The host lists approximately twenty documented institutional failures near the episode’s close, including: D&C 132 altered before publication; William Clayton journals withheld from members; the 1886 John Taylor polygamy revelation first denied then quietly released; the First Presidency denying a document that later surfaced; a General Conference address required to be substantively re-recorded; the SEC fine for shell companies hiding Ensign Peak’s scale; Brigham Young altering Joseph’s journals; faith-promoting myths taught as fact (the transfiguration anecdote, the Thomas Marsh milk-stripping story); church leaders taught the priesthood and temple ban as a divine commandment and later disavowed that teaching; interracial marriage as eternal law; Adam-God; and blood atonement characterized as false doctrine by a later prophet. He frames these as real but survivable for those anchored in Christ rather than in institutional culture.
What is the “external locus of control” argument about why people leave?
The argument holds that people who leave the LDS Church systematically attribute their departure to external factors — history, leadership failures, policies — rather than internal ones like lifestyle preferences. The argument has genuine psychological validity: self-serving attribution bias in voluntary self-reporting is well-documented. But Sunday Musings applies it so broadly it functions as dismissal of rational responses to documented failures. The SEC fine, Joseph Smith marrying a 14-year-old (confirmed in the Gospel Topics Essay), the Book of Abraham Essay’s Egyptological concessions — these are documented facts, not rationalizations. Genuine institutional distrust produced by documented institutional failures is not a character deficiency. The host’s own rapid-fire list of acknowledged failures undermines the comprehensive application of this argument.
The Honest Summary
Sunday Musings offers one of the most intellectually serious faithful LDS commentaries in this series. The host has done substantial historical research, is openly critical of LDS institutional failures, and brings genuine analytical tools to a difficult topic. His methodology critique of the Strong study is valid and well-presented. His trust-crisis framing — and his scriptural call to anchor testimony in Christ rather than in culture — is the episode’s most pastorally valuable contribution.
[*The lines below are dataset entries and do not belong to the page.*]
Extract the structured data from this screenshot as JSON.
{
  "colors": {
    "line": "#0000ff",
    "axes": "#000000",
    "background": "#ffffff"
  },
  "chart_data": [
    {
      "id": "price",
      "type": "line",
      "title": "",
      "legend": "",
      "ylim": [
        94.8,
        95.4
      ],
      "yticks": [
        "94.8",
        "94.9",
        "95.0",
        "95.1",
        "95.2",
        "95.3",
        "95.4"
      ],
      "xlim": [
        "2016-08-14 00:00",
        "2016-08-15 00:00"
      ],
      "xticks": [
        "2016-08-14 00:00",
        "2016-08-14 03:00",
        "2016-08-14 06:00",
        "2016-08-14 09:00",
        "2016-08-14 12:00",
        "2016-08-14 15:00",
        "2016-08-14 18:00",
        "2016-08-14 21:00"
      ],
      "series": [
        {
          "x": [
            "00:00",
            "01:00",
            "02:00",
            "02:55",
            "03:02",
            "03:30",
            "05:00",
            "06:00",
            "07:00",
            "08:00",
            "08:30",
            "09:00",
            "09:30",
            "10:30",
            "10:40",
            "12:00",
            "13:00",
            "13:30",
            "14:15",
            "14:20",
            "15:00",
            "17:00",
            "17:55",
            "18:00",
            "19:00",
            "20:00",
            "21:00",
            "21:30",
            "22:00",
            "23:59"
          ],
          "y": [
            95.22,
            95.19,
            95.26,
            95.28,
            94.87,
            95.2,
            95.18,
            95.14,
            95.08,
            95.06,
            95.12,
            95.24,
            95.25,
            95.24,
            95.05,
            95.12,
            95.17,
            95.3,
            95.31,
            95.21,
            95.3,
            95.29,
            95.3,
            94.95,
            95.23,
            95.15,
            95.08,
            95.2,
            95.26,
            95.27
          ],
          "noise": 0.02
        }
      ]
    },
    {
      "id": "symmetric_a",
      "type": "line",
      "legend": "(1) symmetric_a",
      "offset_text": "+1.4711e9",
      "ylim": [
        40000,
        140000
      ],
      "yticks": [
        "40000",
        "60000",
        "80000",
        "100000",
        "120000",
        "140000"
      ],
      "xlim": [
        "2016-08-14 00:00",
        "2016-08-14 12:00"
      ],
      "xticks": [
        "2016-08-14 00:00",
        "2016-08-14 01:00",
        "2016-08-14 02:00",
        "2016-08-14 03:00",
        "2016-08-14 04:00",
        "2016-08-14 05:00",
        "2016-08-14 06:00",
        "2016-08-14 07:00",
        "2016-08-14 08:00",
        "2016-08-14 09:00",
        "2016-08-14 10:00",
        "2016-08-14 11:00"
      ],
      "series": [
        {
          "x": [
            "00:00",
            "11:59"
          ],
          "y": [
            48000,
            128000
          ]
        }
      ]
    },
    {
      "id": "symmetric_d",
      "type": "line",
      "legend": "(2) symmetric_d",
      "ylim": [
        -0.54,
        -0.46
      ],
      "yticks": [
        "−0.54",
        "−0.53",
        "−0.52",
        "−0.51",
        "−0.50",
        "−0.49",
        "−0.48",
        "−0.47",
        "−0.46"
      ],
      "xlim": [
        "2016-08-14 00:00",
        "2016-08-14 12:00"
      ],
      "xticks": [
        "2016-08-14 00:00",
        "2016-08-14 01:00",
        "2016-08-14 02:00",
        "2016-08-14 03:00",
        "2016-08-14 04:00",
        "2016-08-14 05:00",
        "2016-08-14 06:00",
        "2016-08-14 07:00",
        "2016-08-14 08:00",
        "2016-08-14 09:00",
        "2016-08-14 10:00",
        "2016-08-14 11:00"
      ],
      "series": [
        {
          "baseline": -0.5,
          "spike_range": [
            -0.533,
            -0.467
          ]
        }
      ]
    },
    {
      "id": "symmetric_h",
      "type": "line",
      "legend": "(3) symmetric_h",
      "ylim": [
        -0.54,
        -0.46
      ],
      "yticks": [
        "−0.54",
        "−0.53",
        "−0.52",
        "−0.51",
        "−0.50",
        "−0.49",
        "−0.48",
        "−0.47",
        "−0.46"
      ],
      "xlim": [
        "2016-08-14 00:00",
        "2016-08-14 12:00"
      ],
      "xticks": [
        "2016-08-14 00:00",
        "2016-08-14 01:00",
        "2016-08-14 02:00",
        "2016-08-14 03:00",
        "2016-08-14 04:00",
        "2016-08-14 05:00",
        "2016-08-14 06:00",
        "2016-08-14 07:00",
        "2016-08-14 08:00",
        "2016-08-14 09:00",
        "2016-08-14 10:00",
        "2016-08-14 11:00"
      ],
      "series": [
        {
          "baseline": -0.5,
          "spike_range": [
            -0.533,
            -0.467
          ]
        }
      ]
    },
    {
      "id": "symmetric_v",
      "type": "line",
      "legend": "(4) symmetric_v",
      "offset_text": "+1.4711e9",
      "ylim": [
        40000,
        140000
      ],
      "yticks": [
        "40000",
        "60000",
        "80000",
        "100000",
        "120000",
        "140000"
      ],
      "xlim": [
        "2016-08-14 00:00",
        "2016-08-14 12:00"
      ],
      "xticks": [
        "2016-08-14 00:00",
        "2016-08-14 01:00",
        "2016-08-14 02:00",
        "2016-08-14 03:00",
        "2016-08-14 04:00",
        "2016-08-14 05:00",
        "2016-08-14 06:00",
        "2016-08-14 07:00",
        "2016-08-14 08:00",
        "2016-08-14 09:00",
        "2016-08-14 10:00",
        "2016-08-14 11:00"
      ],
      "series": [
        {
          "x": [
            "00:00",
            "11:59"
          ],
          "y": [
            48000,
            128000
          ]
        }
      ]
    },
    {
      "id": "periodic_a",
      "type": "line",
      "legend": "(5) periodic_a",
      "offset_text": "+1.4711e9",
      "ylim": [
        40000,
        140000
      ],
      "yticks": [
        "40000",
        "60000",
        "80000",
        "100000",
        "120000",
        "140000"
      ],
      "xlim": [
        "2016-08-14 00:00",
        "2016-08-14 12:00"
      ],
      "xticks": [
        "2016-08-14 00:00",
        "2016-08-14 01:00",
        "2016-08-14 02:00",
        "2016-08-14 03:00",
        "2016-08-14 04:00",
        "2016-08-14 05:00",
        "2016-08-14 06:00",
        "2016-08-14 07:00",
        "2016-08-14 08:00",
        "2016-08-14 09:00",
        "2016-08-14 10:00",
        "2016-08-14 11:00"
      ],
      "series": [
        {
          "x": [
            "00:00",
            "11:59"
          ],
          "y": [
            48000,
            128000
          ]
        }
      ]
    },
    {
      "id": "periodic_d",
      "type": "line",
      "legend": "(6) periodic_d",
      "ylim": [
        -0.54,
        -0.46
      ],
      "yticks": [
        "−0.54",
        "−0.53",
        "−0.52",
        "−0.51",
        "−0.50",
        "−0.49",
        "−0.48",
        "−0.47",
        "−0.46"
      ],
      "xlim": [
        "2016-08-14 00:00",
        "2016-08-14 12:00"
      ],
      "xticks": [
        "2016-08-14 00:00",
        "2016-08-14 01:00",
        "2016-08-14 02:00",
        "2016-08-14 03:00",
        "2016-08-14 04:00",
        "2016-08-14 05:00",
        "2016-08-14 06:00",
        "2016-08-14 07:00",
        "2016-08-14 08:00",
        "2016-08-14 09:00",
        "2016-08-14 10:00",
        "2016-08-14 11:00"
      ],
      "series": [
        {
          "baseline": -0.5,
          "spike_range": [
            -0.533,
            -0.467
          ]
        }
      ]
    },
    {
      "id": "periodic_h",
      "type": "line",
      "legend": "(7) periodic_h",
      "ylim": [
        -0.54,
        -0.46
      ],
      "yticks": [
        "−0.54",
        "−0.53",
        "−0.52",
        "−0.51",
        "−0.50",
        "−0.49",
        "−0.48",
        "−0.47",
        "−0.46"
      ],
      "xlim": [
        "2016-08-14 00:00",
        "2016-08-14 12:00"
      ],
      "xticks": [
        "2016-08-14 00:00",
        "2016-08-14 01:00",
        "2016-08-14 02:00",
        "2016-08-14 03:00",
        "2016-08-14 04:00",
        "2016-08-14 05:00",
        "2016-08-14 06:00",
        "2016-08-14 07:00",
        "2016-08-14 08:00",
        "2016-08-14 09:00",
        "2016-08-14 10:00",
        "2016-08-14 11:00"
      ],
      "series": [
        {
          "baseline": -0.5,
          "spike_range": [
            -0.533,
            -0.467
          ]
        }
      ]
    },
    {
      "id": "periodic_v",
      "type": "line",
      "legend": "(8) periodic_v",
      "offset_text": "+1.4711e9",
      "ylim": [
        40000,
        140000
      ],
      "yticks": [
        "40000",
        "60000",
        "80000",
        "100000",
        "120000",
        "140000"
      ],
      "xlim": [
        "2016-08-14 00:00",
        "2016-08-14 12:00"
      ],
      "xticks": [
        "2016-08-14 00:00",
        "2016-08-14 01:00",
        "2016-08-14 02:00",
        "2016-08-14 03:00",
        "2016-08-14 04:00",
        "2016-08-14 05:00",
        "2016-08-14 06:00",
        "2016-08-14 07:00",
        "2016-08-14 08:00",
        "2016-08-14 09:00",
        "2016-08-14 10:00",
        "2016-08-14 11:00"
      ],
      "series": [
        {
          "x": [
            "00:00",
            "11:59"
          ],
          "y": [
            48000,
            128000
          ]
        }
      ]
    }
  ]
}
Three things need correcting. Pew’s 46% finding, together with CCES and BYU data, supports the broader trend identified by Strong, valid methodology critique does not justify dismissing a finding this robustly confirmed. The external locus of control argument is a partial truth applied as a comprehensive explanation, in a way that is undermined by the host’s own acknowledged list of real institutional failures. And the “postmodern leftist stain” framing substitutes a label for engagement with documented historical concerns that the host himself confirms are real.
The episode’s most important contribution is inadvertent: the host’s rapid acknowledgment of approximately twenty documented institutional failures — the SEC fine, polygamy with minors, Brigham Young altering Joseph’s journals, Adam-God, the priesthood ban disavowal — is the most candid faithful-member validation of these concerns in this entire series. It tells truth seekers something essential: these are documented facts, acknowledged even by well-researched believing members. The dispute is not about whether the institutional problems exist. It is about whether a testimony grounded in Christ can withstand them. That is a genuine and honest disagreement worth engaging on its own terms — without dismissing the data, the concerns, or the people who act on both.